Verfassungsbeschwerde gegen "Data Mining"-Regelung im NRW-Polizeigesetz
Die Gesellschaft für Freiheitsrechte will verhindern, dass Menschen durch "Data Mining" willkürlich ins Visier der Polizei geraten. Es geht auch um die digitale "Vorhersage" von Straftaten. Ein Thriller von 2015 beschreibt das Wort-Case-Szenario.
Ein Worst-Case-Szenario über mögliche Folgen des "Data Minings" hat Sebastian Fitzek 2015 in dem Psychothriller "Das Joshua-Profil" entworfen: Ein gesetzestreuer Bürger gerät wegen seines mutmaßlichen Online-Verhaltens ins Visier der Sicherheitsbehörden, die ihn für einen gefährlichen Pädokriminellen halten, obwohl er niemals Kinderpornographie konsumiert hat.
Die Algorithmen haben zwar aus einer Kombination anderer Datenspuren die richtigen Schlüsse gezogen, was das geplante Verbrechen angeht – nur war der Protagonist des Romans es nicht selbst, der diese Spuren hinterlassen hat.

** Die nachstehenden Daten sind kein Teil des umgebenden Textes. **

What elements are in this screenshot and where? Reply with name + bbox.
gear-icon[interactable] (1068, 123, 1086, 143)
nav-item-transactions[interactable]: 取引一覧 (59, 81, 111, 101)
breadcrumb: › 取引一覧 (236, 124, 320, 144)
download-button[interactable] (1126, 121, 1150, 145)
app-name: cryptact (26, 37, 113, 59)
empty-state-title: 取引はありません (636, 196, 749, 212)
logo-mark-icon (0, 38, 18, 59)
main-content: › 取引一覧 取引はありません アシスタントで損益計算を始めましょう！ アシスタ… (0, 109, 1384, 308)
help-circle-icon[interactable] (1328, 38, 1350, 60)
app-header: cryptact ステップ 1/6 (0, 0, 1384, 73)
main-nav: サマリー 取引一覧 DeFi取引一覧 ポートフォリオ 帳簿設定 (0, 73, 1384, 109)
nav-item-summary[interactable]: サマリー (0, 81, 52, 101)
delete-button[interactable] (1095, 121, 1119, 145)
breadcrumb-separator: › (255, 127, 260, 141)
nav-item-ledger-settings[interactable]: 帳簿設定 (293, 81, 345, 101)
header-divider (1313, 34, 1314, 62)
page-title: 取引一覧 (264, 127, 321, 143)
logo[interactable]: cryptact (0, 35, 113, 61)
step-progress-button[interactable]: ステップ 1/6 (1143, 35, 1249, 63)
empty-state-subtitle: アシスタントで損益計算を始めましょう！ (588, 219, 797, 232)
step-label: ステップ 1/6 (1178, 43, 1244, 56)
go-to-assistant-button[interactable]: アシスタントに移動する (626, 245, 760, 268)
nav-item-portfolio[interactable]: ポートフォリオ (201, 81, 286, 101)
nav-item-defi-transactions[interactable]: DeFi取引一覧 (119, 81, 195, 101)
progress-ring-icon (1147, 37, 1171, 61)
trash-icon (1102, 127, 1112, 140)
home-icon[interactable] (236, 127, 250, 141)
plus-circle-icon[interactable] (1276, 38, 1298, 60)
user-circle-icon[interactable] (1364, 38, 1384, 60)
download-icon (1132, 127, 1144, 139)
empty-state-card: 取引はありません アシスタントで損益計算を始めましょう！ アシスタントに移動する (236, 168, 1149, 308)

Die Unschuldsvermutung ist dennoch außer Kraft gesetzt – und das scheint auch bei jeder beliebigen anderen Straftat möglich, die noch gar nicht begangen wurde.
Unglaubwürdige Science Fiction oder eine reale Gefahr? – Eher letzteres, befürchtet die Gesellschaft für Freiheitsrechte e.V. (GFF), die am heutigen Donnerstag beim Bundesverfassungsgericht Beschwerde gegen eine Regelung des Polizeigesetzes NRW eingereicht hat, die automatisierte Auswertungen großer Datenbestände erlaubt. Grundlage dieses "Data Minings", das angeblich bevorstehende Straftaten verhindern soll, ist die Big-Data-Software Gotham der US-Firma Palantir.
"Grundrechtliches Schwarzes Loch"
"Data Mining" bedeutet, dass die Polizei per Mausklick Informationen aus verschiedensten Quellen über beliebige Personen einsehen, zusammenführen und analysieren kann – Meldedaten, KfZ-Registerdaten, Daten von Gesundheits- und Sozialämtern sowie Daten aus "Sozialen Netzwerken".
Als "grundrechtliches Schwarzes Loch" bezeichnet die Juristin Charlotte Baldauf solche automatisierten Datenanalysen durch die Polizei. Es bleibe für Betroffene unklar, welche Daten die Palantir-Software zu Persönlichkeitsprofilen zusammenführt und auswertet. Dadurch werde das Grundrecht auf informationelle Selbstbestimmung verletzt.
Menschen können willkürlich ins Visier der Polizei geraten – häufig trifft es diskriminierte Gruppen. Weil sie von der Datenauswertung nichts erfahren, können sie sich nicht einmal zur Wehr setzen.
Charlotte Baldauf, Juristin und zuständige Verfahrenskoordinatorin der Gesellschaft für Freiheitsrechte (GFF)
"Der nordrhein-westfälische Gesetzgeber erlaubt diesen schwerwiegenden Grundrechtseingriff zu weitreichend und bei unzureichenden Verfahrenssicherungen", kritisiert die GGF. Das Bundesverfassungsgericht müsse klarstellen, dass "Data Mining" unter diesen Voraussetzungen verfassungswidrig sei.
Auch Medienschaffende könnten betroffen sein
Entsprechende Datenanalysen dienen auch als Grundlage für "Predictive Policing" – also die digitalisierte "Vorhersage" zukünftiger Straftaten. "Diese Methode wird in den USA und Großbritannien eingesetzt und steht immer wieder für die damit verbundene rassistische Wirkung in der Kritik", erklärt dazu die GFF.
Die Beschwerdeführenden setzten unter anderem für mehr Klimaschutz ein und befürchteten, "dass sie wegen der Teilnahme an Protestaktionen ins Visier der nordrhein-westfälischen Polizei geraten". Auch Journalisten, die über entsprechende Aktionen des zivilen Ungehorsams berichten, könnten wegen ihrer Kontakte betroffen sein.